Pakar FKUI Bagikan Tips Sehat Lebaran Autoimun Terkendali
Libur Lebaran berisiko memicu kekambuhan autoimun. Simak tips sehat Lebaran autoimun dari pakar FKUI agar tetap nyaman merayakan Idul Fitri tanpa khawatir.
Pakar kesehatan dari Departemen Ilmu Penyakit Dalam Fakultas Kedokteran Universitas Indonesia (FKUI), dr. Anshari Saifuddin Hasibuan, membagikan panduan penting. Panduan ini bertujuan untuk membantu individu dengan autoimun menjaga kondisi kesehatan mereka tetap terkendali selama perayaan Idul Fitri.
Momen Lebaran seringkali diwarnai perubahan pola makan dan aktivitas sosial yang intens, berpotensi memicu flare-up atau kekambuhan penyakit autoimun. Oleh karena itu, persiapan dan pengelolaan yang tepat sangat krusial untuk memastikan kenyamanan dan keamanan pasien.
Melalui pendekatan holistik, dr. Anshari menekankan pentingnya kombinasi terapi obat dan penyesuaian gaya hidup. Tujuannya agar penderita autoimun dapat menikmati kebersamaan keluarga tanpa mengorbankan kesehatan.
Mengenal Penyakit Autoimun dan Risiko Lebaran
Penyakit autoimun adalah kondisi di mana sistem kekebalan tubuh secara keliru menyerang jaringan sehat dalam tubuh sendiri. Meskipun belum dapat disembuhkan sepenuhnya, kondisi ini dapat dikelola dengan baik sehingga pasien tetap aktif. Beberapa contoh penyakit autoimun yang umum meliputi lupus, rheumatoid arthritis, psoriasis, serta penyakit tiroid autoimun seperti Hashimoto dan Graves’ disease.
Namun, dr. Anshari mengingatkan bahwa pola hidup selama libur Lebaran memiliki potensi tinggi memicu kekambuhan. Perubahan diet menjadi tinggi lemak, gula, dan garam adalah salah satu pemicu utama.
Selain itu, kurangnya waktu istirahat yang cukup, peningkatan stres akibat aktivitas sosial, dan kelalaian dalam mengonsumsi obat juga berperan besar. Faktor-faktor ini sering menjadi pencetus flare-up yang dapat mengganggu perayaan Idul Fitri.

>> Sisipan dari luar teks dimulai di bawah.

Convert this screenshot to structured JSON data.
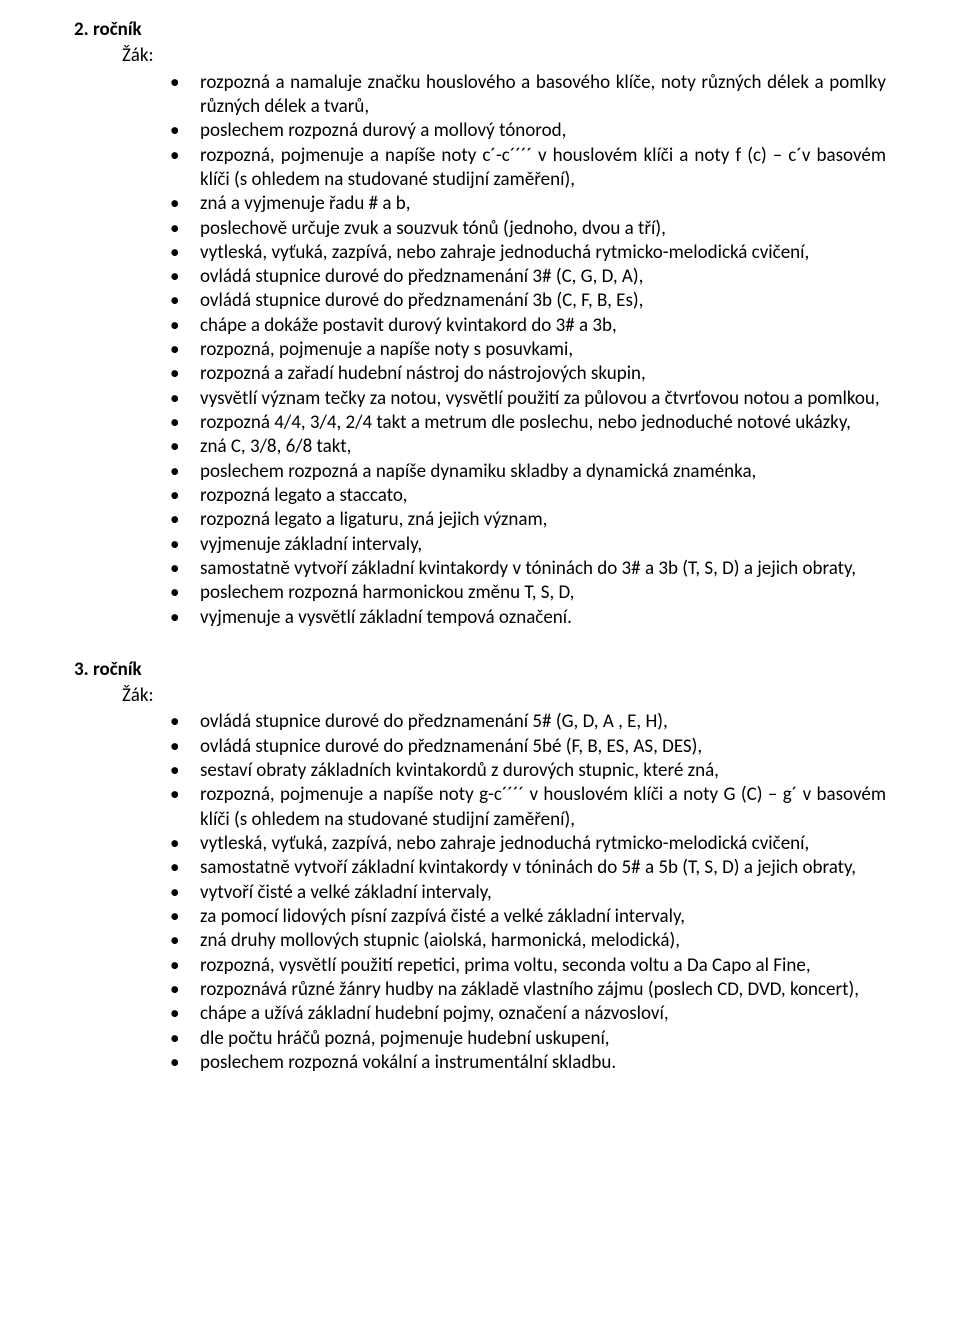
{
  "sections": [
    {
      "heading": "2. ročník",
      "zak": "Žák:",
      "items": [
        "rozpozná a namaluje značku houslového a basového klíče, noty různých délek a pomlky různých délek a tvarů,",
        "poslechem rozpozná durový a mollový tónorod,",
        "rozpozná, pojmenuje a napíše noty c´-c´´´´ v houslovém klíči a noty f (c) – c´v basovém klíči (s ohledem na studované studijní zaměření),",
        "zná a vyjmenuje řadu # a b,",
        "poslechově určuje zvuk a souzvuk tónů (jednoho, dvou a tří),",
        "vytleská, vyťuká, zazpívá, nebo zahraje jednoduchá rytmicko-melodická cvičení,",
        "ovládá stupnice durové do předznamenání 3# (C, G, D, A),",
        "ovládá stupnice durové do předznamenání 3b (C, F, B, Es),",
        "chápe a dokáže postavit durový kvintakord do 3# a 3b,",
        "rozpozná, pojmenuje a napíše noty s posuvkami,",
        "rozpozná a zařadí hudební nástroj do nástrojových skupin,",
        "vysvětlí význam tečky za notou, vysvětlí použití za půlovou a čtvrťovou notou a pomlkou,",
        "rozpozná  4/4, 3/4, 2/4 takt a metrum dle poslechu, nebo jednoduché notové ukázky,",
        "zná C, 3/8, 6/8 takt,",
        "poslechem rozpozná a napíše dynamiku skladby a dynamická znaménka,",
        "rozpozná legato a staccato,",
        "rozpozná legato a ligaturu, zná jejich význam,",
        "vyjmenuje základní intervaly,",
        "samostatně vytvoří základní kvintakordy v tóninách do 3# a 3b (T, S, D) a jejich obraty,",
        "poslechem rozpozná harmonickou změnu T, S, D,",
        "vyjmenuje a vysvětlí základní tempová označení."
      ]
    },
    {
      "heading": "3. ročník",
      "zak": "Žák:",
      "items": [
        "ovládá stupnice durové do předznamenání 5# (G, D,  A , E, H),",
        "ovládá stupnice durové do předznamenání 5bé (F, B, ES, AS, DES),",
        "sestaví obraty základních kvintakordů z durových stupnic, které zná,",
        "rozpozná, pojmenuje a napíše noty g-c´´´´ v houslovém klíči a noty G (C) – g´ v basovém klíči (s ohledem na studované studijní zaměření),",
        "vytleská, vyťuká, zazpívá, nebo zahraje jednoduchá rytmicko-melodická cvičení,",
        "samostatně vytvoří základní kvintakordy v tóninách do 5# a 5b (T, S, D) a jejich obraty,",
        "vytvoří čisté a velké základní intervaly,",
        "za pomocí lidových písní zazpívá čisté a velké základní intervaly,",
        "zná druhy mollových stupnic (aiolská, harmonická, melodická),",
        "rozpozná, vysvětlí použití repetici, prima voltu, seconda voltu a Da Capo al Fine,",
        "rozpoznává různé žánry hudby na základě vlastního zájmu (poslech CD, DVD, koncert),",
        "chápe a užívá základní hudební pojmy, označení a názvosloví,",
        "dle počtu hráčů pozná, pojmenuje hudební uskupení,",
        "poslechem rozpozná vokální a instrumentální skladbu."
      ]
    }
  ]
}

Disiplin Terapi Obat untuk Stabilitas Autoimun
Dalam pengelolaan autoimun, kepatuhan terhadap terapi obat yang diresepkan dokter adalah kunci utama. Pasien diimbau untuk tetap disiplin mengikuti anjuran medis, termasuk penggunaan obat antiinflamasi untuk mengurangi nyeri. Kortikosteroid juga sering diberikan untuk menekan peradangan, serta obat imunosupresan dan terapi biologis pada kasus tertentu.
Dr. Anshari juga menekankan pentingnya memastikan ketersediaan obat yang cukup selama masa libur Lebaran. Pasien tidak boleh mengubah dosis obat tanpa konsultasi terlebih dahulu dengan tenaga medis profesional.

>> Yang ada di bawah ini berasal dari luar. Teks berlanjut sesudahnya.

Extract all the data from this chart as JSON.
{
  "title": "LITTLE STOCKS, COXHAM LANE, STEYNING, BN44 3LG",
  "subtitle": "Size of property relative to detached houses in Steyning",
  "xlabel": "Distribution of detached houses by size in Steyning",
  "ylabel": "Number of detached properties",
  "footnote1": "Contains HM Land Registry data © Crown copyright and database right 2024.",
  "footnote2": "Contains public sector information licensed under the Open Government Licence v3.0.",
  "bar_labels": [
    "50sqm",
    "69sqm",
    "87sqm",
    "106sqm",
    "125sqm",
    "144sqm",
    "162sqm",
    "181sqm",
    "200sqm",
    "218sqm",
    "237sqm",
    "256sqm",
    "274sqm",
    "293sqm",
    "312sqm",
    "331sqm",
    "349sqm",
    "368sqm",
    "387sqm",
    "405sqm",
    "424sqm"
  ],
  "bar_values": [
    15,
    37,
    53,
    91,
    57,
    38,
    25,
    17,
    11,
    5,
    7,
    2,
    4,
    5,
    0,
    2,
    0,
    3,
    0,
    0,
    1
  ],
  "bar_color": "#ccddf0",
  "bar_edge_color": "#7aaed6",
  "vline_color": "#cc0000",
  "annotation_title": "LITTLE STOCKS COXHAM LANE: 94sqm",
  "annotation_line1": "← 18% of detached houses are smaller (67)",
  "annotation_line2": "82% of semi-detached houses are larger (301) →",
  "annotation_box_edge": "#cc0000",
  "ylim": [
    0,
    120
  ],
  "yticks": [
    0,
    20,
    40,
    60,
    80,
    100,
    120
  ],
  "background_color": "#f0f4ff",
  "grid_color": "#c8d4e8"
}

“Gunakan pengingat seperti alarm agar jadwal minum obat tidak terlewat di tengah kesibukan Lebaran,” ujar dr. Anshari. Langkah proaktif ini sangat membantu menjaga stabilitas kondisi autoimun di tengah hiruk pikuk perayaan.
Gaya Hidup Sehat: Fondasi Pengelolaan Autoimun
Selain terapi obat, gaya hidup sehat memegang peranan krusial dalam menjaga kestabilan kondisi autoimun. Pasien dianjurkan untuk menjaga pola makan seimbang dengan memperbanyak konsumsi sayur dan buah-buahan segar. Pembatasan makanan tinggi lemak, gula, dan garam, serta menjaga asupan cairan yang cukup, juga sangat penting.
Kualitas tidur yang baik juga tidak boleh diabaikan; usahakan istirahat 7-8 jam per malam. Tidur singkat atau power nap di sela aktivitas dapat membantu jika diperlukan untuk menjaga energi. Pengelolaan stres melalui relaksasi, meditasi, atau aktivitas spiritual, didukung oleh keluarga, juga efektif.
Aktivitas fisik ringan seperti berjalan kaki atau peregangan tetap dianjurkan untuk menjaga kebugaran tubuh dan mengurangi keluhan pada sendi. Namun, hindari aktivitas fisik berlebihan, terutama jika kondisi tubuh sedang tidak optimal. Penting juga untuk menjaga kebersihan dan mencegah infeksi, karena infeksi dapat memicu kekambuhan pada beberapa penyakit autoimun. Mencuci tangan rutin dan menggunakan masker adalah langkah sederhana yang efektif.